23:26:44 <andrewsw> we were supposed to implement a Factory, and I think we did, sort of.
23:27:13 <andrewsw> it's a Factory that builds up the PageResolver object.
23:27:25 <andrewsw> regardless, all very fun stuff, and team programming to boot!
23:27:42 <jsled> What're you using for revision control? SVN, I think you said before?
23:28:07 <andrewsw> We had three teams and when everyone passed a certain point in the test suite, we all passed around the server portion of the system and had to plug in our PageResovler stuff.

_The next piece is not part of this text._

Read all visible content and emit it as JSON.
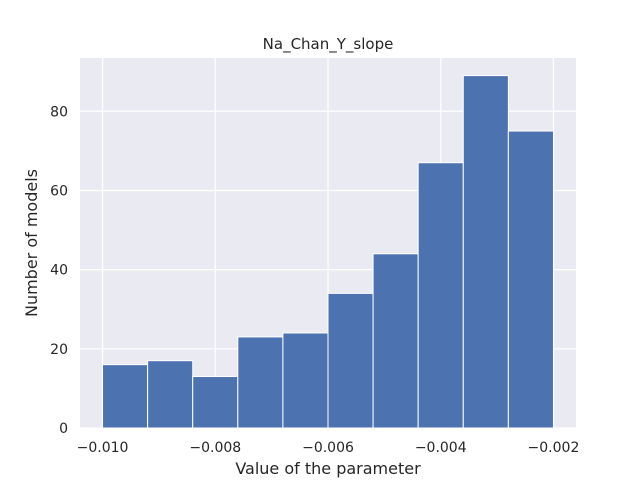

23:28:11 <andrewsw> yes SVN
23:28:25 <andrewsw> though we could have used whatever
23:29:06 <jsled> Hmm. So everyone did both halves, then you handed one half off "to the left"?
23:29:13 <andrewsw> yup.
23:29:25 <andrewsw> very interesting to see the assumptions we made versus those of others.
23:29:38 <jsled> I bet! Yeah, that's a good way to do it.
23:29:42 <andrewsw> oh, and you had to make your test suite run on their server...
23:30:08 <andrewsw> so our tests were based on the assumption that we could run arbitrary numbers of servers on any ports we wanted...
23:30:14 <andrewsw> the server we got was a singleton.
23:30:18 <jsled> heh.
23:31:10 <andrewsw> I tried to file a bug report with the other team. They were not amused.
23:31:17 <jsled> hee hee.
23:31:52 <jsled> Alright. I'm afk for real this time.
23:31:53 <jsled> ttyl.
23:32:02 <andrewsw> ciao, thanks for chatting.